Max von Sydow, from Jesus to the evil brewmeister
Max von Sydow’s mesmerizing performance in Ingmar Bergman’s seminal 1957 drama “The Seventh Seal,” as a 14th century knight who challenges Death to a game of chess, catapulted the tall, imposing Swedish actor onto the international scene. As part of Bergman’s repertory company of actors, he starred in several of the landmark filmmaker’s movies, including 1958’s “The Magician,” 1961’s “Through a Glass Darkly” and 1963’s “Winter Light.”

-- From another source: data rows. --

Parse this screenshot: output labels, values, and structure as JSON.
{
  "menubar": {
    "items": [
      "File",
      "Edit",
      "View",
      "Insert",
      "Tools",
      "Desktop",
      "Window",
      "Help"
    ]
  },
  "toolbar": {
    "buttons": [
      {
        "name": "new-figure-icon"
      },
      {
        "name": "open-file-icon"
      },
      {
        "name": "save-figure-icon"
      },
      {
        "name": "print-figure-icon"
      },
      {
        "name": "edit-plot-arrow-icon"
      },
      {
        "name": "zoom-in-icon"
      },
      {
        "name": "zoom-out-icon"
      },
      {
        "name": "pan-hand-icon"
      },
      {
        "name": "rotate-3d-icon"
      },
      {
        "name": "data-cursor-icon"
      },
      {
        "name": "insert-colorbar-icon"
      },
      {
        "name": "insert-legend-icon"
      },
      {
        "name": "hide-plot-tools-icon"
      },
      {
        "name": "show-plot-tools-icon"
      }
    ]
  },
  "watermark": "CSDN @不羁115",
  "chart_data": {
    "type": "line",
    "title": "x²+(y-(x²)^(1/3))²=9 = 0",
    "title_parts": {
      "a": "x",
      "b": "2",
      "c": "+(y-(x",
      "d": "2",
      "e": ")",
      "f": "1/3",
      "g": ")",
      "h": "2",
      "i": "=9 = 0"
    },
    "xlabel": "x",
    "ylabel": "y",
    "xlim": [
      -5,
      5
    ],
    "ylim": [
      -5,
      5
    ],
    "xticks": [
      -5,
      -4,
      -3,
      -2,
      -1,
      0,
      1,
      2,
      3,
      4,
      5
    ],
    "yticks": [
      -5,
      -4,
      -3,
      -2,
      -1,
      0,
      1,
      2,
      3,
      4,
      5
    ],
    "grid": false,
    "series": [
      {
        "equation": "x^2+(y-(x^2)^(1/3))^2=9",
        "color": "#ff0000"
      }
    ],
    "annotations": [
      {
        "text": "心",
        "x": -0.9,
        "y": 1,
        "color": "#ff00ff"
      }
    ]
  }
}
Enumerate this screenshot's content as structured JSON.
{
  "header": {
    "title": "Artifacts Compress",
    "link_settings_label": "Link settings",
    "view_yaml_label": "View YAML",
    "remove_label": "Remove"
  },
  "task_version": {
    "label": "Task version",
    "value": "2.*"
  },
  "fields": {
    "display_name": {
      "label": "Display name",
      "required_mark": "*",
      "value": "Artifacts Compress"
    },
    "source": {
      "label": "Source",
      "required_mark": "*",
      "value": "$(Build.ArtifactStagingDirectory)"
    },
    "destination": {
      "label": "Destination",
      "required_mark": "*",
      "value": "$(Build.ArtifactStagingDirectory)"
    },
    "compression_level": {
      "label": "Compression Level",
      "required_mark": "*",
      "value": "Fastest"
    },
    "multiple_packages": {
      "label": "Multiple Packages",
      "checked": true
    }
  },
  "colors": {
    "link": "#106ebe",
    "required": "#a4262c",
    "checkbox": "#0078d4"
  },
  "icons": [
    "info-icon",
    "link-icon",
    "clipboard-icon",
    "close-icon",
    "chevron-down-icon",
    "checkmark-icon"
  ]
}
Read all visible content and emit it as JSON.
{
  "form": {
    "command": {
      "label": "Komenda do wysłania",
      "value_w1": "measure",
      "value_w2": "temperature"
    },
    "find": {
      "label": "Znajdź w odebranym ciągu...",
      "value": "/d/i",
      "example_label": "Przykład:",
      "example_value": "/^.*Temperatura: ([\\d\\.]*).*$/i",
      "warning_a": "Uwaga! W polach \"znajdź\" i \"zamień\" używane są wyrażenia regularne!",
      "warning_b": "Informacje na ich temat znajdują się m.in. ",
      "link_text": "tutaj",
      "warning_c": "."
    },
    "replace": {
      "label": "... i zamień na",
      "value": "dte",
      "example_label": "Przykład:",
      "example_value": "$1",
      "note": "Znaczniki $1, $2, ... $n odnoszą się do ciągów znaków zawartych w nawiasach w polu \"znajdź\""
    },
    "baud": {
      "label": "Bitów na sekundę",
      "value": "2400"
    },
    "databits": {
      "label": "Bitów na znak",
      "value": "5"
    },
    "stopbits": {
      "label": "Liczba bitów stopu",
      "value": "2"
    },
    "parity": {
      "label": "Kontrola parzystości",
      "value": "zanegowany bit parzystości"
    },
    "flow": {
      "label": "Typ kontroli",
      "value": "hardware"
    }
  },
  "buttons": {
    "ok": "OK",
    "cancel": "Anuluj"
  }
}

After making his U.S. debut as Jesus Christ in George Stevens’ final film, 1965’s “The Greatest Story Ever Told,” Von Sydow has appeared in numerous American films, including William Friedkin’s 1973 blockbuster “The Exorcist,” Sydney Pollack’s 1975 thriller “Three Days of the Condor” and Martin Scorsese’s 2010 psychological thriller “Shutter Island.”
He’s being feted this weekend at the TCM Classic Film Festival in Hollywood. Besides participating in discussions at screenings of “Seventh Seal” and “Condor,” he’ll also be talking about his career in a conversation with TCM host Robert Osborne. We chatted with him by phone the day before his 84th birthday from Paris, where he lives with his second wife, documentarian Catherine Brelet.
Do you remember the first time you traveled to Hollywood? Was it to meet with George Stevens for “The Greatest Story Ever Told”?
It was for that. I was offered to play Jesus. I didn’t want to do it for various reasons, but he was after me, and my agent tried to convince me I should. George Stevens said, “Why don’t you come over and see what we are doing and we will show you that we are doing something important.”
He worked his magic, because you did the film.
I was seduced, of course, by Hollywood and Mr. Stevens. He was a remarkable man. I admired him very much, but he was not easy. He probably postponed decisions as long as he could. Watching the film now, I must say I am disappointed he didn’t get closer to the characters. There are very few close-ups. It’s aesthetically a very beautiful film, but I think it’s a little cold. But he was a remarkable filmmaker.
And so was Bergman, the director with whom you are most closely associated. Would you talk about your collaboration?
Mr. Bergman was a man of great working discipline. He forced everyone to concentrate when it was important. No disturbing noise during rehearsal. A code of silence. But in between, when [the camera and lighting] was being changed and re-rigged, there were a lot of laughs and a lot of fun.
He had a great sense of humor. He had a talent of making people feel that they were participating in something important and something aspiring. He created teamwork. Mr. Bergman had a great imagination and saw the possibilities within every one of his actors, and he gave us great challenges. It was very inspiring.
Whatever good I have done on screen I owe to him. I have learned discipline. I have learned concentration and the joy of acting.
In the U.S., you’re best known as Father Merrin, the title role in the 1973 horror classic “The Exorcist.” Though the character was almost 80, you were only 43 at the time of the production. Had you read the bestselling book before you did the movie?
When I got the offer, I didn’t know anything about it. Somebody gave me the book to read and said, “They want you to play a priest.” I read the book, and I thought, of course, it was for the young priest. So I said, “That’s a good part.” And they said, ‘No, no no. They want you for the exorcist!” I still don’t really know why.
There have been reports of odd things going on on the set with films revolving around the devil, like “Rosemary’s Baby” and “The Omen.” Did anything bizarre happen on the set of “The Exorcist”?
Between you and me, odd things happen always on set. In this case if something happened, it was immediately used by the publicity people. Mr. Friedkin did something very clever at the end of production. He did an interview where he sort of declared we didn’t have special effects. The devil was taking care of the special effects himself!
Though you are best known for your dramatic work, you did appear as an evil brewmeister in the 1983 cult comedy “Strange Brew,” which starred Rick Moranis and Dave Thomas as the beer-and-bacon-loving-brothers Doug and Bob McKenzie, which they had introduced on “SCTV.”
It’s funny, it’s become sort of a cult movie for young people, especially in Canada and maybe in the United States. Somebody sent me clips of their television shows. I found them very funny and very nice people. It was fun.